【芝居】「First Contact」ハム・トンクス
2014.12.13 14:00 [CoRich]
14日までシアター711。120分。2002年に上演した「こっぱみじん」「たんぽぽは眠らない」の前日譚となる人形劇団と土浦の人々を巡る物語の前日譚。

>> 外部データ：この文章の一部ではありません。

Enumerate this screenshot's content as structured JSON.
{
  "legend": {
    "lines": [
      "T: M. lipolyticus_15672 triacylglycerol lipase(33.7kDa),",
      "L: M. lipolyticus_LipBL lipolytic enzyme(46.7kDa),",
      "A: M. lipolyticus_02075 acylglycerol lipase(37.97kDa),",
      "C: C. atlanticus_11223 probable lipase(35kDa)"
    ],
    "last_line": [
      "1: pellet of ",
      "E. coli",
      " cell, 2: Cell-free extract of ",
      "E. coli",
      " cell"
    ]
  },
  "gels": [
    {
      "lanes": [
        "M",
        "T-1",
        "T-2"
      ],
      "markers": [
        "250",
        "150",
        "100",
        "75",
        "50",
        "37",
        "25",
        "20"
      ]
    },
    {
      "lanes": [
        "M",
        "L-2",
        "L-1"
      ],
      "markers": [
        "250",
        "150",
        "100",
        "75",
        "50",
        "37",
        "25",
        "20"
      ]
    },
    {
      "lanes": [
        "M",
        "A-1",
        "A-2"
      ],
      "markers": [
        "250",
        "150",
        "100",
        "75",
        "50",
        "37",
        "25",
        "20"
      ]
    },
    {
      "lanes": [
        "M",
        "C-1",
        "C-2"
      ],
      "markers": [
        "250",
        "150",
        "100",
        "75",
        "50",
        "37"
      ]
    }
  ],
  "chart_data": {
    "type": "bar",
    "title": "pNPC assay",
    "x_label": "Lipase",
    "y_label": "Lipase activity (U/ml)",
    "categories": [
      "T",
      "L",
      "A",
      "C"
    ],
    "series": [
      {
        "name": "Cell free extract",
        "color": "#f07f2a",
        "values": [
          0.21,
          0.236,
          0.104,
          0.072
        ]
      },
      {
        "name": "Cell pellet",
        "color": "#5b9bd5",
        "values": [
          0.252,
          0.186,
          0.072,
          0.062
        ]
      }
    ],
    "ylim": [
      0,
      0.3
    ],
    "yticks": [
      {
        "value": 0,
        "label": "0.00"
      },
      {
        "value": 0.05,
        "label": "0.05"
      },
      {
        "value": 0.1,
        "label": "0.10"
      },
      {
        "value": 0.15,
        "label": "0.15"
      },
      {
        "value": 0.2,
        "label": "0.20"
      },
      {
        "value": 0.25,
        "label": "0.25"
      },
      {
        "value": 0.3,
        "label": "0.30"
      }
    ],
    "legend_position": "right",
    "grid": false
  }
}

複数チームに別れて地方周りをする人形劇団。座長が受けた仕事は、土浦・河童祭りにあわせて久々のホール公演。公演4日前、別の仕事の帰途、下見に立ち寄る座長と数人の劇団員たちだが、それぞれの公演の予定が入っており、大ホール向けの演目のために必要な人数に大幅に足りないことが判明する。座長は人数が足りないことを主催者に云わず、幼稚園まわり向けに使っている小規模な短編を複数組み合わせてなんとか乗り切ろうとする。 いっぽう同じ大ホールでは、同じ日にナツメロ当て振り大会も予定されている。人形劇を呼んだ主催者は当て振り大会の参加者の後輩で、抗争関係にある。宮本勝行といえば、バイオレンス風味溢れる、しかも茨城弁のどこか喧嘩をしているような悪意のあるような会話の芝居が圧巻。2002年の二本、当時のアタシ、本気なのか嘘なのか、悪意なのか好意なのかがわかりづらい人物造型に戸惑って観ていた印象があります。今作もその雰囲気はあるけれど、東京の人形劇団の男たち対地元のヤンキー女たち、というあからさまにわかりやすい構造にしたのが巧く機能していて、数段判りやすく、気楽にみられる印象が強くなっています。 前の二本が東京の人形劇団と地元の人々のすれ違いというかギャップの物語でしたから(まあ、記憶は例によってないんですが)そのファーストコンタクトを描きます。和気藹々な人なつっこさと冷酷で喧嘩腰のような会話がめまぐるしく入れ替わる会話は健在です。
テレビにも人形操作で出ていたり、何チームにもわかれて地方を回るそれなりに大きな人形劇団。熱い思いはあるけれど、どう考えても無駄な上下関係をめぐる会話を重ねつつ、目前に迫った上演に問題があることが判明する前半。 それを正直に言わず、別演目をごまかしてなんとか仕事を守ろうとする座長。
後半は 地元の女たち、小学校教諭、ラーメン屋夫婦、理髪店らしい後輩。ノリつっこみしてみたり、馬鹿にしてみたりの和気藹々なまったりに見えるけれど、人形劇団との契約を前に後輩と先輩二人は大人になってるのに世代交代を前に抗争を繰り広げるヤンキーな関係だということがあきらかになっていきます。訛りながらも、凄んで見せたりということに巻き込まれそうになりながらも何とか距離を保っていた人形劇団がここに至り演目をごまかそうとしていたことが明らかになる終盤が圧巻。凄んでみせる女たちを目の前に、男たちがまさに縮みあがる関係が秀逸で、それを他人事として眺める観客には気楽で楽しい一本なのです。
小林さやか、佐藤あかりという青年座・俳優座の役者をもってして、ヤンキーを演じさせる凄さ。圧巻の凄みのある空間を創り出しています。後輩を演じた大井川皐月の先輩との絶妙な距離感がいいし、凄みも輪をかけてすごい。まさに縮み上がる座長を演じた戸谷昌弘、空気読めないキャラクタな座員を演じた石塚義髙のうざったさもいい。山口雅義の温い感じもいいけれど、出番少なめで残念。女優があと二人クレジットされているけれど、一人しか出てないのはなぜなんだろー。姉妹かな、日替わりかな。